Однако не допускающий возражений голос снаружи заставил Налуну вскочить, словно ее ошпарили, и выбежать из камеры. Правда, она успела пожать Конраду руку и прошептать ему на ухо что-то непонятное, но в высшей степени страстное.
После ее ухода дверь камеры отворилась, впустив нескольких молчаливых чернокожих воинов. Кто-то вроде их начальника, которого остальные называли Горатом, сделал нам жест рукой, приказав выходить.
Мы пошли по длинному сумрачному коридору в полной тишине, нарушаемой лишь поскрипыванием сандалий воинов и стуком наших ботинок по каменным плитам. В нишах колонн кое-где попадались зажженные факелы, освещавшие наше мрачное шествие. Наконец мы вышли на пустынные улицы города. Ни на стенах города, ни на улицах не было ни одного часового, ни одного огонька, словно все вымерло. Я не знаю, каждую ли ночь так было в Эриду или только на этот раз.

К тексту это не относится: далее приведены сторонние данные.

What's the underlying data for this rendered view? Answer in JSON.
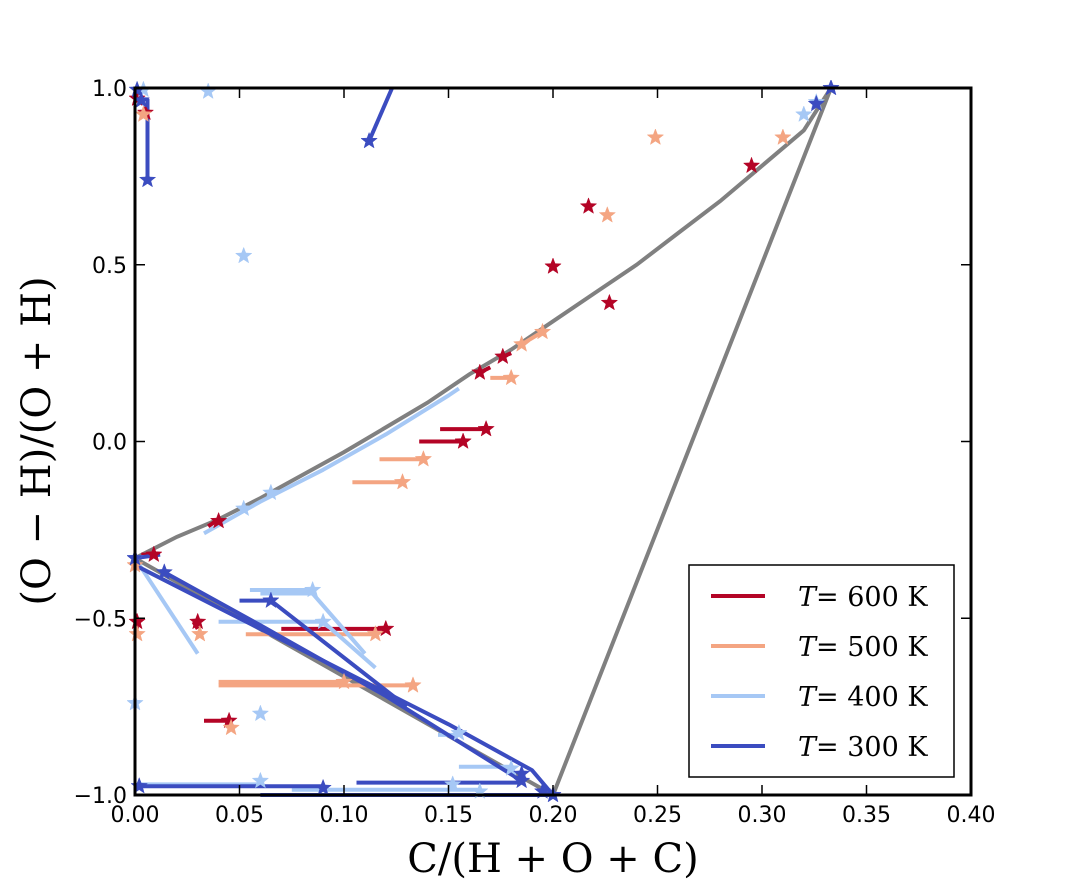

Мы шли в сторону озера через маленькие ворота в стене, над которыми я с содроганием заметил вырезанное изображение скалящегося черепа. Нас вывели из города. К воде спускались широкие ступени. Нас подтолкнули копьями к лодкам со странными высокими носами, прототипы которых, должно быть, курсировали по Персидскому заливу во времена древнего Эриду.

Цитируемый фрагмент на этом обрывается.